As you may remember from my last post, we had concerns that Ronan may have hydrocephalus, which is fluid on the brain. His head size had dramatically grown between his 12 month and 15 month appointments. We were very worried on many fronts - we needed to get in at CHLA for a high res MRI as soon as possible, so that we would potentially have time to schedule a surgery before Christmas. Months ago, I scheduled a cardio-genetics at Cincinnati Children's Hospital on December 21st. We really wanted to get Ronan to that appointment, and of course, Christmas.
Ronan went in for his high res MRI on the 18th. We were relieved to find out that Ronan simply has a big head :) No fluid on his brain. Sometimes kids can grow in one area first, and then the other areas catch up. Here's to hoping his body catches up to his 96% head! If that happens, we will be purchasing a very, very expensive bottle of champagne.
|Ronan getting his sedated echo|
Paul and I went into the appointment not really knowing what to expect. Our cardiologist had started to talk to us about what a heart in that condition would mean long term. We were scared. The sedated echo gave doctors a much better view of his heart than we expected, and best yet, the news was good. We have never had such an optimistic and uplifting appointment as that one. Dr. B told us that Ronan's repair was "beautiful", and that he may not need to have another open heart surgery until he was 15, and at that point it could be a cath procedure. Dr. B had no concerns over his right ventricle, and felt that his function was good.
After the appointment, Paul, Ronan, and I had the privilege of having lunch with the parents of a little boy, Connor, who is 12 weeks old and is recently diagnosed with CHARGE syndrome. It was such an incredible experience for us. We remember too well those early months, and the time when we honestly wondered how we would ever a happy family. I remember wondering how we would ever manage the frenzied pace of our lives. Now, I could not be happier.

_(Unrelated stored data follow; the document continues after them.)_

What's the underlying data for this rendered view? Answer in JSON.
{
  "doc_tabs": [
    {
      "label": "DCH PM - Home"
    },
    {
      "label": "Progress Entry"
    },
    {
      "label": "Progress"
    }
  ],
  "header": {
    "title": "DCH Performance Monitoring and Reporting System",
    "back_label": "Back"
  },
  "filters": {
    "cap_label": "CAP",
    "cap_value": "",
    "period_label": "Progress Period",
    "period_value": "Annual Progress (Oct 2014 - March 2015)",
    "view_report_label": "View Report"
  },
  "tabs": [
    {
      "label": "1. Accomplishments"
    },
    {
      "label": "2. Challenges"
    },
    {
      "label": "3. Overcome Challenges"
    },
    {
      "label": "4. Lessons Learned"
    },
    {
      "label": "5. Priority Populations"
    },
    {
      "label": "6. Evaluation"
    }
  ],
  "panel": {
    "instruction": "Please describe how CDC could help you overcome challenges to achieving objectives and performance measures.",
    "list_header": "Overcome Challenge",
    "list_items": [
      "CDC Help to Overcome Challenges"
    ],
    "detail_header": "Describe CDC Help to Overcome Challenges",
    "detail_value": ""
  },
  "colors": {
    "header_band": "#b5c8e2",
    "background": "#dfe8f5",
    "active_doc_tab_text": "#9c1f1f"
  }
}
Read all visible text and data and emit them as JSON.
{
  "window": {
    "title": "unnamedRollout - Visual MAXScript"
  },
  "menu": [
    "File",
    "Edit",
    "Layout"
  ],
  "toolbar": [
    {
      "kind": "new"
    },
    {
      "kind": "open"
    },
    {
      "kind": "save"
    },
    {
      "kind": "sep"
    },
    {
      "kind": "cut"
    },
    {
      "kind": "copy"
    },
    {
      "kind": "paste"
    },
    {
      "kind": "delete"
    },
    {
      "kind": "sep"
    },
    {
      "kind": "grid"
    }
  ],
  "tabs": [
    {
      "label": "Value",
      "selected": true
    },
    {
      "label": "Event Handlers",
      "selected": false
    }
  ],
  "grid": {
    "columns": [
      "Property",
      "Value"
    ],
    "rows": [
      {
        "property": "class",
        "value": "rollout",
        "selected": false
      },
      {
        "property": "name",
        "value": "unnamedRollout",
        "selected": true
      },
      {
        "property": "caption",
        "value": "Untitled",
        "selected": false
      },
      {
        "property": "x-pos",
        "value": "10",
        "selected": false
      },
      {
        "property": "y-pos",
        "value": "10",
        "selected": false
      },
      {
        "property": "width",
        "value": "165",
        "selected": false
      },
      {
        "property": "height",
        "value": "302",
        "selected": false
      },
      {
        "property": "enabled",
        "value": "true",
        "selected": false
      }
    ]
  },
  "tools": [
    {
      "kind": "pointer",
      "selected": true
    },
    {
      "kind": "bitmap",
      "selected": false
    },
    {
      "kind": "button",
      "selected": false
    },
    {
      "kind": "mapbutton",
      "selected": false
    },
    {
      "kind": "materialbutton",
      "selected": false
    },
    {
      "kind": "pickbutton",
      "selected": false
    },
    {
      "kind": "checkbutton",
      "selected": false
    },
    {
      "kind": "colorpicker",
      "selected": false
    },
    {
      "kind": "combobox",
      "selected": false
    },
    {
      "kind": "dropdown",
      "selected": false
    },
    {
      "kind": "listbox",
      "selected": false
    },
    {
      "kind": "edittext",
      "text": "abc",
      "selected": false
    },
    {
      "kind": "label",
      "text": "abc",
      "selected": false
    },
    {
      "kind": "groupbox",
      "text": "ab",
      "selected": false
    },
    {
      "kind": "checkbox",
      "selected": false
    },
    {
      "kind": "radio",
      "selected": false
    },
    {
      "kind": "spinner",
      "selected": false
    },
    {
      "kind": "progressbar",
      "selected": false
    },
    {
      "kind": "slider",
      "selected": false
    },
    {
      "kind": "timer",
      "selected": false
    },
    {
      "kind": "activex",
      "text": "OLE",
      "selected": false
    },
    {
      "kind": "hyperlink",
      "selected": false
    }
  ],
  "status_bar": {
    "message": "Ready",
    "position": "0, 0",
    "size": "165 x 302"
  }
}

This journey feels like a marathon, and there are certainly days when I wonder if we can keep this up, but it feels like a marathon we can run together. I hope that we were able to convey that sentiment to Nikki and Josh, and to show them how different things can be in just a few months or a year. This was the best thing I did all year, hands down.
This holiday season has been one filled with hope for us. Hope that Ronan is on his way to a big growth spurt. Hope that Ronan's heart continues to impress his cardiologists. And hope that we tried to share with other parents early in their CHARGE journey.